Maybe you are right and wrong. I would think that the developers (in the absence of any supreme ruler) should have a roadmap, and the roadmap can act as the "co-ordinator" as you call it, to guide the progress. I might have sent some people this before,, but there's a good simple roadmap. All that's missing is an assignee for the task, but I'm not even sure if that's needed.


I've seen many people who obviously wanted to help come and go over the last couple of years, (eg people really interested in HL7, pathology downloading etc) and I don't blame them because there was no structure for them to become involved, but it is a sad loss of talent.
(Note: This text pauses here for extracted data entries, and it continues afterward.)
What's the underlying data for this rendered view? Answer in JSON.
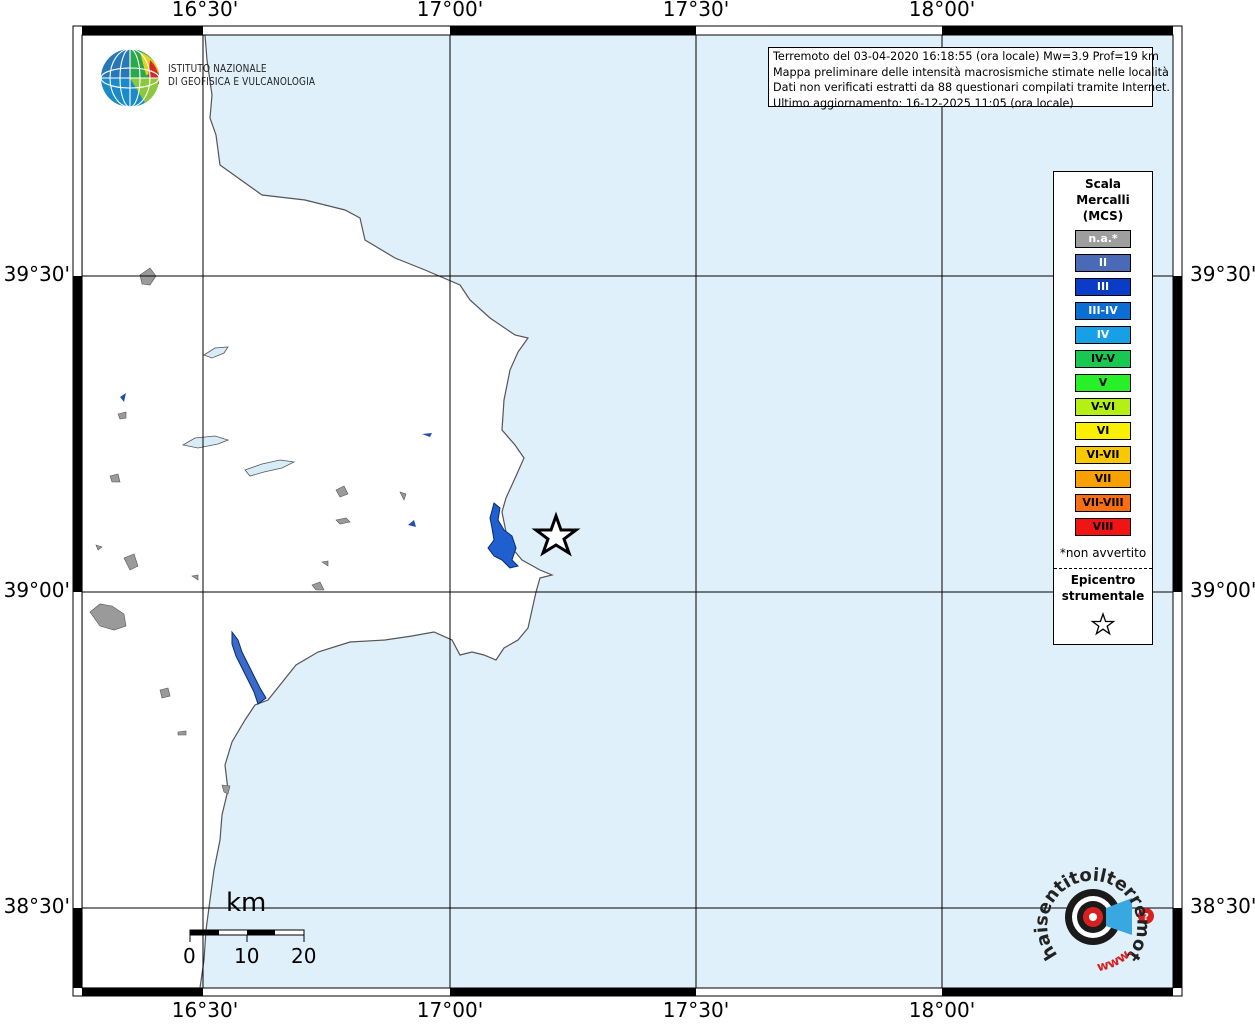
{
  "map": {
    "top_labels": [
      "16°30'",
      "17°00'",
      "17°30'",
      "18°00'"
    ],
    "bottom_labels": [
      "16°30'",
      "17°00'",
      "17°30'",
      "18°00'"
    ],
    "left_labels": [
      "39°30'",
      "39°00'",
      "38°30'"
    ],
    "right_labels": [
      "39°30'",
      "39°00'",
      "38°30'"
    ],
    "colors": {
      "sea": "#dff0fb",
      "land": "#ffffff",
      "lake": "#d8ecf8",
      "coast": "#555555",
      "grid": "#000000",
      "reservoir": "#1f5fd0",
      "town": "#9a9a9a"
    }
  },
  "info": {
    "line1": "Terremoto del 03-04-2020 16:18:55 (ora locale) Mw=3.9 Prof=19 km",
    "line2": "Mappa preliminare delle intensità macrosismiche stimate nelle località",
    "line3": "Dati non verificati estratti da 88 questionari compilati tramite Internet.",
    "line4": "Ultimo aggiornamento: 16-12-2025 11:05 (ora locale)"
  },
  "logo": {
    "line1": "ISTITUTO NAZIONALE",
    "line2": "DI GEOFISICA E VULCANOLOGIA"
  },
  "legend": {
    "title1": "Scala",
    "title2": "Mercalli",
    "title3": "(MCS)",
    "items": [
      {
        "label": "n.a.*",
        "color": "#9e9e9e",
        "text_color": "#ffffff"
      },
      {
        "label": "II",
        "color": "#4a6ab8",
        "text_color": "#ffffff"
      },
      {
        "label": "III",
        "color": "#0a3cc8",
        "text_color": "#ffffff"
      },
      {
        "label": "III-IV",
        "color": "#0a6ed2",
        "text_color": "#ffffff"
      },
      {
        "label": "IV",
        "color": "#18a0e6",
        "text_color": "#ffffff"
      },
      {
        "label": "IV-V",
        "color": "#18c850",
        "text_color": "#000000"
      },
      {
        "label": "V",
        "color": "#28f028",
        "text_color": "#000000"
      },
      {
        "label": "V-VI",
        "color": "#b4f014",
        "text_color": "#000000"
      },
      {
        "label": "VI",
        "color": "#f8f000",
        "text_color": "#000000"
      },
      {
        "label": "VI-VII",
        "color": "#f8c800",
        "text_color": "#000000"
      },
      {
        "label": "VII",
        "color": "#f8a000",
        "text_color": "#000000"
      },
      {
        "label": "VII-VIII",
        "color": "#f86e14",
        "text_color": "#000000"
      },
      {
        "label": "VIII",
        "color": "#f01414",
        "text_color": "#000000"
      }
    ],
    "note": "*non avvertito",
    "epicenter1": "Epicentro",
    "epicenter2": "strumentale"
  },
  "scale_bar": {
    "unit": "km",
    "ticks": [
      "0",
      "10",
      "20"
    ]
  },
  "hsit_logo": {
    "text": "haisentitoilterremoto.it",
    "prefix": "www."
  }
}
I would probably be the best beta-alpha tester because I know how the gui is meant to function, as I use it every single day and have years and years of data and experience using it, yet I've not been involved with this. When I do try out the latest interaction and post comments as a result I don't get far so I give up. There isn't any mechanism in place to incrementally improve after I comment.
I think the main problem is that gnumed always seems so unusable whenever I try it, that it's hard to test. Getting a first release out should help. We need to come up with the feature set required for a release, even if it is minimal. Then get a release out, something that can be called 0.1. It should have an easy installation/build using distutils which will make it easily installable on all variants of Linux or Windows. I think it should also be very cleanly split between server and client. (I'm not really sure why there is a gnumed-common package in debian, last time I checked).